Avant chaque session, quand ils y participent, les députés quittent Sarajevo pour Jahorina, l’ancienne station de sports d’hiver en territoire serbe, où se réunit le Parlement, «dans un bus escorté par la police, avec plaques d’immatriculation musulmanes», raconte le chef du groupe SDA (Parti d’action démocratique), principale formation nationaliste musulmane, Safet Bico.
Toute une aventure pour parcourir cette trentaine de kilomètres, puisqu’en Bosnie très peu de voitures, identifiables à leurs plaques d’immatriculation différentes pour chaque communauté, se risquent d’une entité à l’autre.
Une fois arrivés, «on nous traite de Turcs, on nous dit: retournez à Téhéran», raconte le député. «Tout le monde se comporte ainsi, même les journalistes ou le personnel de sécurité. Les députés serbes font des remarques déplaisantes et nos propositions sont systématiquement rejetées», dit M. Bico.
Les partis de la Fédération, malgré des blocages impossibles à surmonter dans un futur proche, ont décidé de mobiliser leurs forces pour convaincre les réfugiés de voter massivement.
Briquets et stylos
La puissante coalition formée autour du SDA espère enlever 17 ou 18 sièges dans le Parlement, aujourd’hui dominé par les ultra-nationalistes du SDS (Parti démocratique serbe), avec 45 sièges sur 83. Minoritaires avant la guerre dans l’est de la Bosnie, les Croates vont, eux aussi, tenter de donner au moins un élu à leur parti nationaliste, le HDZ.
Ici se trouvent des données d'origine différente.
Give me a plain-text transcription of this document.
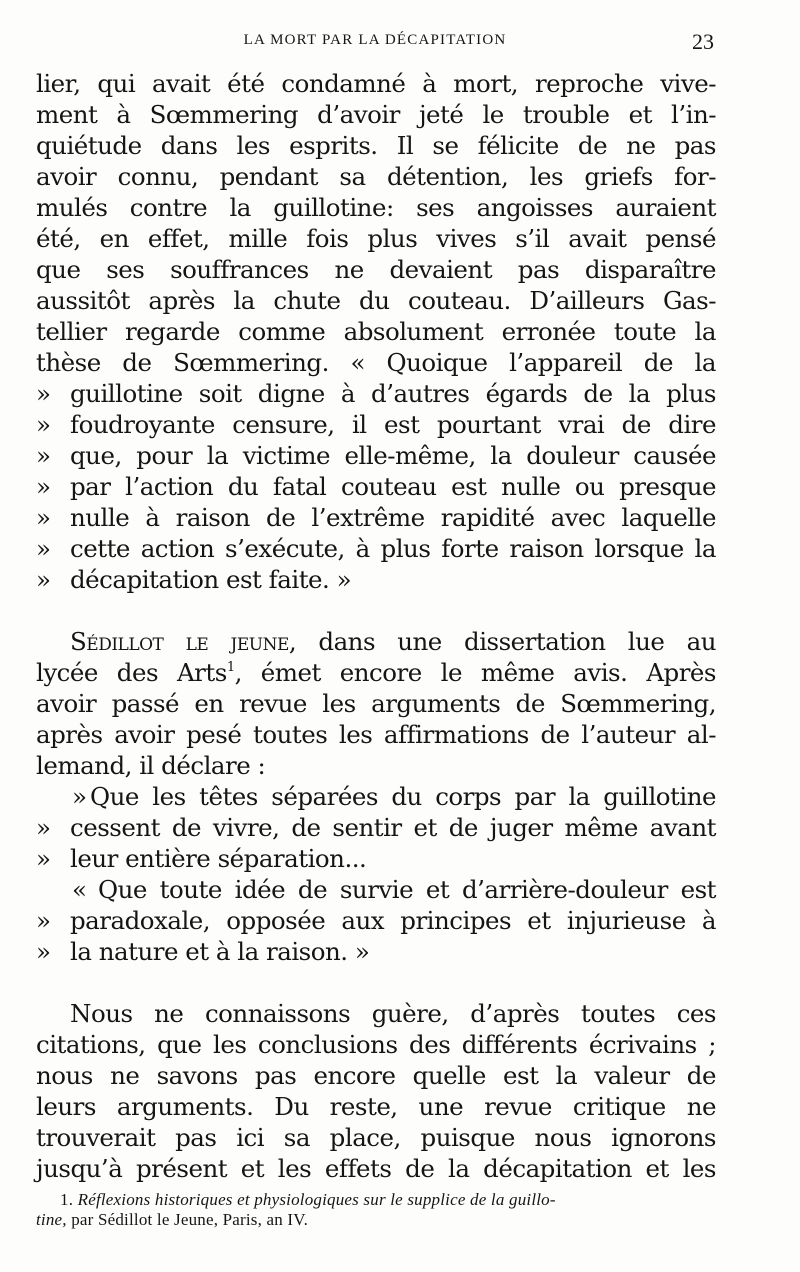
LA MORT PAR LA DÉCAPITATION	23
lier, qui avait été condamné à mort, reproche vive-
ment à Sœmmering d’avoir jeté le trouble et l’in-
quiétude dans les esprits. Il se félicite de ne pas
avoir connu, pendant sa détention, les griefs for-
mulés contre la guillotine: ses angoisses auraient
été, en effet, mille fois plus vives s’il avait pensé
que ses souffrances ne devaient pas disparaître
aussitôt après la chute du couteau. D’ailleurs Gas-
tellier regarde comme absolument erronée toute la
thèse de Sœmmering. « Quoique l’appareil de la
» guillotine soit digne à d’autres égards de la plus
» foudroyante censure, il est pourtant vrai de dire
» que, pour la victime elle-même, la douleur causée
» par l’action du fatal couteau est nulle ou presque
» nulle à raison de l’extrême rapidité avec laquelle
» cette action s’exécute, à plus forte raison lorsque la
» décapitation est faite. »
Sédillot le jeune, dans une dissertation lue au
lycée des Arts$^1$, émet encore le même avis. Après
avoir passé en revue les arguments de Sœmmering,
après avoir pesé toutes les affirmations de l’auteur al-
lemand, il déclare :
» Que les têtes séparées du corps par la guillotine
» cessent de vivre, de sentir et de juger même avant
» leur entière séparation...
« Que toute idée de survie et d’arrière-douleur est
» paradoxale, opposée aux principes et injurieuse à
» la nature et à la raison. »
Nous ne connaissons guère, d’après toutes ces
citations, que les conclusions des différents écrivains ;
nous ne savons pas encore quelle est la valeur de
leurs arguments. Du reste, une revue critique ne
trouverait pas ici sa place, puisque nous ignorons
jusqu’à présent et les effets de la décapitation et les
1. Réflexions historiques et physiologiques sur le supplice de la guillo-
tine, par Sédillot le Jeune, Paris, an IV.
Si musulmans et Croates proposent aux réfugiés d’affirmer par le vote leur droit au retour, c’est bien au nom de la même idée nationaliste qui fait refuser aux Serbes de leur ouvrir leur territoire.
«Presque tout le monde vote pour le parti qui promet la défense la plus sûre contre une menace supposée, c’est-à-dire pour un parti nationaliste, qui devient lui-même une menace pour les deux autres groupes», constate le groupe d’observateurs indépendants IGS, dans un rapport sur la difficile construction de la paix en Bosnie.
Dans ce paysage figé, de petits partis d’opposition tentent de faire leur chemin, comme l’Union des social-démocrates de Bosnie (UBSD) du maire de Tuzla, deuxième ville de la Fédération, Selim Beslagic.
Cette formation non nationaliste ne s’adresse pas seulement aux milliers de réfugiés installés à Tuzla: elle distribue aussi briquets et stylos à Banja Luka, la ville de Biljana Plavsic, visant des électeurs en quête d’une alternative aux trois blocs nationalistes. (AFP)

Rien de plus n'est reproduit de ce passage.